Right now the junior market is relatively quiet, illiquid, and it’s not easy to sell. This is a good time to be a buyer in the junior mining sector, it might get even better but you can’t time the exact bottom. Buy when it’s difficult to buy (both mechanically and psychology), and sell when it’s easy to sell.

CEO Technician: What are some other factors that an investor should be looking at in determining which stocks to invest in?

Bob Moriarty: It’s important to figure out where you are in the cycle because where we are in the cycle should determine how you invest. At the bottom in December 2015 you could have bought the biggest piece of crap junior out there and it probably turned into at least a 5-bagger a few months later. You also want to monitor sentiment, as I said before you want to buy when nobody else is buying and you want to sell when the herd can’t get their hands on enough of whatever it is that you own.

CEO Technician: You are a macro cycle investor but you also have an eye for the micro details of individual junior mining companies. For example with Westhaven Ventures (TSX-V:WHN) you were able to identify a company that was flying under the radar and quickly appreciate the upside potential based upon the quality of WHN’s project and management team.

WHN.V (Daily)

Bob Moriarty: That’s a great example, Westhaven was under the radar and I wrote about it which helped to put more attention on the potential of the company’s story. I look for situations which are under the radar that have a lot of potential upside.
The problem that junior resource companies face is that it doesn’t matter how well run they might be or how great their projects are, if nobody is writing about them and nobody knows they exist the share price isn’t going to change. Westhaven is an example of a well run, well financed company on the verge of potentially making a big discovery and they just needed some visibility and I was able to help with that.

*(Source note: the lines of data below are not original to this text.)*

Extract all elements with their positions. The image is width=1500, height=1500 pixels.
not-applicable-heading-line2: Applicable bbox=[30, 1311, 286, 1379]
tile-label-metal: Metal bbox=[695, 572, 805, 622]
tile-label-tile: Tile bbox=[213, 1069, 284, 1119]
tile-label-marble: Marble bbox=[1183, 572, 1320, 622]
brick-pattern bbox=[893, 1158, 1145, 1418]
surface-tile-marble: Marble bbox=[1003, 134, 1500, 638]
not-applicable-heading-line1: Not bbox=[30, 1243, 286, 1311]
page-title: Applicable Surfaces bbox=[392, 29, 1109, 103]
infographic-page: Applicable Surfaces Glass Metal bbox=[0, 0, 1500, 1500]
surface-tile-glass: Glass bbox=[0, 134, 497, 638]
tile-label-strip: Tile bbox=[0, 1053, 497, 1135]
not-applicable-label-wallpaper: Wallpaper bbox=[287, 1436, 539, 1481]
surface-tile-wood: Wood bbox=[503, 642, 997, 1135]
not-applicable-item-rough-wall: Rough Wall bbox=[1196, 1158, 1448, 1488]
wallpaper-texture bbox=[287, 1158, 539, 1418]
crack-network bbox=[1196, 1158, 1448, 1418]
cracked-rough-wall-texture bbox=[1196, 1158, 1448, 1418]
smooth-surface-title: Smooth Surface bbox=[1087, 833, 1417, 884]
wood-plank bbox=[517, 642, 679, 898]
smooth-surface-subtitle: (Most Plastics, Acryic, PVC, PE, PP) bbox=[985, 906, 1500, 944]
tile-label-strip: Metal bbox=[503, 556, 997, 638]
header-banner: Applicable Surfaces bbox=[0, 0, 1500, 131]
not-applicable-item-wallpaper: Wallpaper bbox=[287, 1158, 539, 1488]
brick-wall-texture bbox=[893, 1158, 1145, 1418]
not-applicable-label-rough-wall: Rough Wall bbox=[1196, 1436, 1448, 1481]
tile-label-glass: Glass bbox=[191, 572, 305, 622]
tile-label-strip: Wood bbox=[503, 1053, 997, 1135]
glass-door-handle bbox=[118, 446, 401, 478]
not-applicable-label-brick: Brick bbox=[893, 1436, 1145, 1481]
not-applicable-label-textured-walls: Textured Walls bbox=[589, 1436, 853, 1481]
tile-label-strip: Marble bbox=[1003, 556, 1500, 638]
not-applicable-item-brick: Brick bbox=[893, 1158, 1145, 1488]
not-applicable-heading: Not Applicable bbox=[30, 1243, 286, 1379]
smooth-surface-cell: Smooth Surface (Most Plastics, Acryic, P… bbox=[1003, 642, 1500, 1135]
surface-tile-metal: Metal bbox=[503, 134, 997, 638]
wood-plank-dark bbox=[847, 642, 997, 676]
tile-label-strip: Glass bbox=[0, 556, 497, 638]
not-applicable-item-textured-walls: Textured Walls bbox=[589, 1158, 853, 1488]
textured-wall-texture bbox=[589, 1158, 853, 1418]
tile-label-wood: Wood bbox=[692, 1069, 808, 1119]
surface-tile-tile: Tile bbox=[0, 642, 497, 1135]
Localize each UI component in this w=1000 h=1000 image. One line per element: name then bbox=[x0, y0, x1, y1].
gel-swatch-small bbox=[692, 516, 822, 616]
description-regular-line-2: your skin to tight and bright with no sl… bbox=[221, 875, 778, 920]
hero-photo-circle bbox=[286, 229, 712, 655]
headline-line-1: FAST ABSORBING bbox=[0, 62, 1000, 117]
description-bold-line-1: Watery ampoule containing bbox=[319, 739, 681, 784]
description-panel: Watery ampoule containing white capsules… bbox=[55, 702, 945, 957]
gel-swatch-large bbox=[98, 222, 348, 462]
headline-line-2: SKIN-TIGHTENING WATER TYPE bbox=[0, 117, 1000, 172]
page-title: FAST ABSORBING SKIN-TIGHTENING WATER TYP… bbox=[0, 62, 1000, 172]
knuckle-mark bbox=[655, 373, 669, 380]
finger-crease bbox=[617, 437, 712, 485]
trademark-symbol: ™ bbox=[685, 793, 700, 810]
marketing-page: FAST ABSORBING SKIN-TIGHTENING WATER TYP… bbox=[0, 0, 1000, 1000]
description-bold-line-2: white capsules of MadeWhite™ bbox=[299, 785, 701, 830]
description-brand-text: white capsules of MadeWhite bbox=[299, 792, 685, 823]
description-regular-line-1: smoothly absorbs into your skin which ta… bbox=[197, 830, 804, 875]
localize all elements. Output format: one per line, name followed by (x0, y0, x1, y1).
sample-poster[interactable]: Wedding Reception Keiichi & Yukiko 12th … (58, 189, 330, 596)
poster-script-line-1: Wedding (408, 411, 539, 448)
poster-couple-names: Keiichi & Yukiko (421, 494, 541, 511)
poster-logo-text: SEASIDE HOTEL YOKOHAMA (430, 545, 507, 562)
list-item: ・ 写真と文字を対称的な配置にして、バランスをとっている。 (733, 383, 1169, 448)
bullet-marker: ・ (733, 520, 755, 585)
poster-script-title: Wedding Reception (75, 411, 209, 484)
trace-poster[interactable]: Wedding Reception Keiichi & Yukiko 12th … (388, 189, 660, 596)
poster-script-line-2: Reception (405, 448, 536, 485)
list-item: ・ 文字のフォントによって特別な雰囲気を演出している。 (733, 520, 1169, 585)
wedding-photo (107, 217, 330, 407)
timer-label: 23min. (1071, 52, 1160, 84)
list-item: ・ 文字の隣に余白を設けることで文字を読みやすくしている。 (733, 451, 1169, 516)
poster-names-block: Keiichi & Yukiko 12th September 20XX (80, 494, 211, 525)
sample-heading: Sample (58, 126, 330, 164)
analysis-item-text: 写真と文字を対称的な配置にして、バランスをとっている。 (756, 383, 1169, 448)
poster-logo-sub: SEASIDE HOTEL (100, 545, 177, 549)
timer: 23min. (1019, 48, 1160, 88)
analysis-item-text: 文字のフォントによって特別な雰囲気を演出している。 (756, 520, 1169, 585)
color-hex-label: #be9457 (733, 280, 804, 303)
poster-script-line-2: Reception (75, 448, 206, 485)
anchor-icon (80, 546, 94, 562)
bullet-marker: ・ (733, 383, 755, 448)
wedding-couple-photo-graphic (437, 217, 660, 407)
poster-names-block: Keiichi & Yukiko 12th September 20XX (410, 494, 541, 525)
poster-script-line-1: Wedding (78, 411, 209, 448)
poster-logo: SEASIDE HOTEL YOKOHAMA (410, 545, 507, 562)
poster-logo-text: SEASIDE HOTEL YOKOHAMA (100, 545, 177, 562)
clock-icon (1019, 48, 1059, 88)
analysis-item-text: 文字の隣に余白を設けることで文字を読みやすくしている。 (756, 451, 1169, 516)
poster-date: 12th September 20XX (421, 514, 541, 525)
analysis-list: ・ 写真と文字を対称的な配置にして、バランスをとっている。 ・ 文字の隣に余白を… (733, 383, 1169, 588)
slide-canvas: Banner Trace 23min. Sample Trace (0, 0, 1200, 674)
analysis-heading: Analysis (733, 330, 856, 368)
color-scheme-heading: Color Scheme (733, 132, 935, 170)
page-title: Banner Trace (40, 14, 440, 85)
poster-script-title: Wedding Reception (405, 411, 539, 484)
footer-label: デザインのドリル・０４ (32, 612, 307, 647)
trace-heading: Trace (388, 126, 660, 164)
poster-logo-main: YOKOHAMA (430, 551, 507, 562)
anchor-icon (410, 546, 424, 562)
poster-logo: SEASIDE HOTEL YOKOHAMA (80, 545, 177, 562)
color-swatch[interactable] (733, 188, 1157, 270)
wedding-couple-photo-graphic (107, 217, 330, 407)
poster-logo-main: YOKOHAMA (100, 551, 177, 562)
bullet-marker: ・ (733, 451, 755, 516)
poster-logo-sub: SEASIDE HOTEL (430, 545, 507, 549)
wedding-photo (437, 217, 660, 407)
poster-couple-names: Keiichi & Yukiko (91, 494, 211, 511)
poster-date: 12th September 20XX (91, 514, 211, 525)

White Gold is a brilliant story in the Yukon with Shawn Ryan behind it, and out of seven trading days it only traded on one day. So when you talk about illiquid and dead, it was deader than a door nail for a while.

CEO Technician: Meanwhile, there are examples of companies that do a tremendous amount of promotion with mediocre to poor results and the market gets tired of hearing their story. After a while it can get to the point where if a company doesn’t deliver any results it doesn’t matter how much promotion they do, the market will ignore them.

Bob Moriarty: You want to stay away from companies that are overly promotional. But you also want to stay away from companies that don’t do any promotion; if you don’t tell your story you don’t have a story. It’s the tree falling in the middle of the wilderness, if there’s no one around is there sound created?

Westhaven would be an example of a nice situation, where you have a company with lots of fundamentals lining up at the same time and then they decided it was time to promote their story after quite a while with little or no promotion. You want to get involved with stories just as market participants are beginning to appreciate them.

CEO Technician: What kind of a batting average should investors look to achieve in terms of winners vs. losers? Does a junior mining investor need to hit 75-80% winners to make money?

Bob Moriarty: I lose money on between ⅓ and ½ of the stocks I buy. However, I make money overall because I make a lot more money on the ½ – ⅔ that do go up than I lose on the ones that go down.

CEO Technician: Is it possible for smaller investors to successfully follow some of the big money investors (Giustra, Beaty, Sprott) in the sector?

Bob Moriarty: It depends on the big money investor. Giustra deals are often pump and dumps, Ross Beaty aims to make money, and Eric Sprott hits nothing but home runs and strike outs. You need to follow the history of each to know.


We would like to thank Bob for his time and insights. I know that I learned a lot from this conversation, I love the concept of buying when it’s hard to buy and selling when it’s easy to sell. Obviously there are some nuances involved in determining when exactly it’s “hard” to buy and “easy” to sell, however, the basic premise is absolutely spot on.